Interestingly, the Big Three have all responded to the carriers hyping potential wide-scale adoption of small cells in very different ways. American Tower, the largest player in the space, believes these new technologies are not an alternative to towers, but rather a complement to be used in special cases, especially densely populated areas with at least 10,000 people per square mile. Less than 1% of the company’s towers are found in these locations, so small cells would not be replacing the traditional model, but supplementing it. Additionally, the company is not bullish on outdoor small cells, seeing more opportunity surrounding indoor DAS. Rather than focusing its efforts on investing in small cell deployments or fiber to support them, American Tower has turned its sights to deploying macro sites overseas, taking advantage of favorable exchange rates.

Out of the triumvirate, Crown Castle shows the most interest in small cells. In April 2015, Crown Castle moved to purchase Sunesys for $1B. The acquisition provided the company with 16,000 miles of metro fiber and a DAS/small cell portfolio of 15,000 nodes. On the organic side, Crown Castle spent $60M on the construction of new infrastructure, with the majority devoted to small cells. Between 2014 and 2015, Crown Castle saw small sell site rental revenues go up 50% from 188.7M to 284.4M, while towers saw a 2.1% increase during the same period.

SBA was initially warm to small cells, but has since taken the opposite approach. The company recently agreed to sell its stake in ExteNet Systems, the second largest small cell and DAS operator with about 10,000 nodes deployed or under construction. This was a financially motivated move – SBA emphasized macro sites having much higher cash flow margins to validate its reduction in small cell investment. The company believes that towers are not only better for their income statement, but also better for carriers, given the spectrum they already own.

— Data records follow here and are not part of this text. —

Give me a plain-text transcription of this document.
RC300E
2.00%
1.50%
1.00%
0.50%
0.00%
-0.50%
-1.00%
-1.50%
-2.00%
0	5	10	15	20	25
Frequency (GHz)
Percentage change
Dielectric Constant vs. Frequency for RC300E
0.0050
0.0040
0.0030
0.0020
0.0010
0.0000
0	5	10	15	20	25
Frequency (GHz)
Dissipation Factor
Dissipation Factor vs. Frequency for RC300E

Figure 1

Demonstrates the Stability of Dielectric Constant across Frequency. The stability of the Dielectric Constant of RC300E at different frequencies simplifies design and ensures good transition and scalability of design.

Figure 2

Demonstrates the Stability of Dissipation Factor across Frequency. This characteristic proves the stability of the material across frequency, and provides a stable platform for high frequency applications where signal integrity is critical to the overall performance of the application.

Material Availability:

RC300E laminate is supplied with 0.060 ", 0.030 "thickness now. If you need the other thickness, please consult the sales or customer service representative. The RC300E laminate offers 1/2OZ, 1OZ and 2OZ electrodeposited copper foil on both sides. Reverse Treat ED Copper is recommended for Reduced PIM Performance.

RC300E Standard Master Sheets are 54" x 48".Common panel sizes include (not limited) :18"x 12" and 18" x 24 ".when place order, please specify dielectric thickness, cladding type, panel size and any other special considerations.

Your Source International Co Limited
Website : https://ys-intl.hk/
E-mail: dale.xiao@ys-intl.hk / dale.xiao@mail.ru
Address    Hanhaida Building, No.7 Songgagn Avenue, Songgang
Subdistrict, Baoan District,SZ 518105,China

Are American Tower and SBA turning a blind eye as the technological foundation of their industry undergoes a cataclysmic shift? Or are they disciplined investors that are continuing to place bets on the assets that drive the most favorable returns for their shareholders? Analysts believe mobile network operators may rein in their investments in traditional macro cells as they densify their networks with small cells and DAS deployments, but they’ll have to ramp up their spending on towers eventually to keep pace with demand for mobile data. Even though macro sites may always be the foundational element of the mobile infrastructure landscape, the sudden pick up in small cell implementation after several years of underwhelming growth is difficult to ignore. IHS, a research firm, forecasts that the small cell market will hit 3.8 million units in 2019, up from only 901,000 in 2014.

Whether or not small cells will be the answer carriers are looking for, it’s clear they’re willing to start the conversation about the changes required to disrupt the steady increase of tower rents. Early this year, Sprint indicated that it plans to relocate some of its towers from space leased from Crown Castle and American Tower to government owned lands, hoping to save as much as $1B. It has since backed off of this claim as investors feared the impact to their network and questioned the allocation of capital, but the motivations haven’t gone away.

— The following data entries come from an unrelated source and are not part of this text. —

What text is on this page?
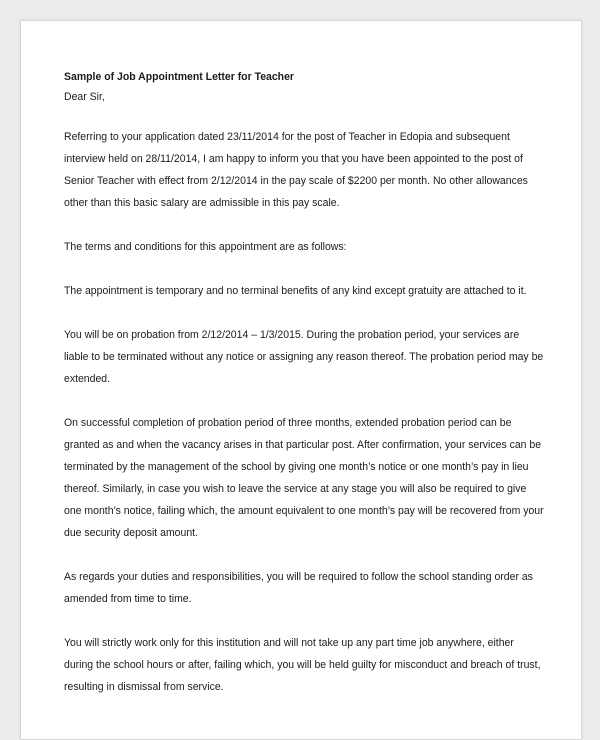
Sample of Job Appointment Letter for Teacher

Dear Sir,

Referring to your application dated 23/11/2014 for the post of Teacher in Edopia and subsequent interview held on 28/11/2014, I am happy to inform you that you have been appointed to the post of Senior Teacher with effect from 2/12/2014 in the pay scale of $2200 per month. No other allowances other than this basic salary are admissible in this pay scale.

The terms and conditions for this appointment are as follows:

The appointment is temporary and no terminal benefits of any kind except gratuity are attached to it.

You will be on probation from 2/12/2014 – 1/3/2015. During the probation period, your services are liable to be terminated without any notice or assigning any reason thereof. The probation period may be extended.

On successful completion of probation period of three months, extended probation period can be granted as and when the vacancy arises in that particular post. After confirmation, your services can be terminated by the management of the school by giving one month’s notice or one month’s pay in lieu thereof. Similarly, in case you wish to leave the service at any stage you will also be required to give one month’s notice, failing which, the amount equivalent to one month’s pay will be recovered from your due security deposit amount.

As regards your duties and responsibilities, you will be required to follow the school standing order as amended from time to time.

You will strictly work only for this institution and will not take up any part time job anywhere, either during the school hours or after, failing which, you will be held guilty for misconduct and breach of trust, resulting in dismissal from service.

It’s too early to tell if the carriers will have any meaningful success in their efforts to drive down rent growth. In fact, the tower companies only exist because they were able to bring substantial amounts of investment to a capital-intensive industry. Has anything really changed? Won’t competing demands for carrier capital (e.g., network upgrades, spectrum) still cause them to rely on third parties to supplement the capital available to the industry? The chatter has certainly increased in recent years, and the Big Three would be well served to pay close attention to their customers’ actions, assuming it ever moves beyond talk.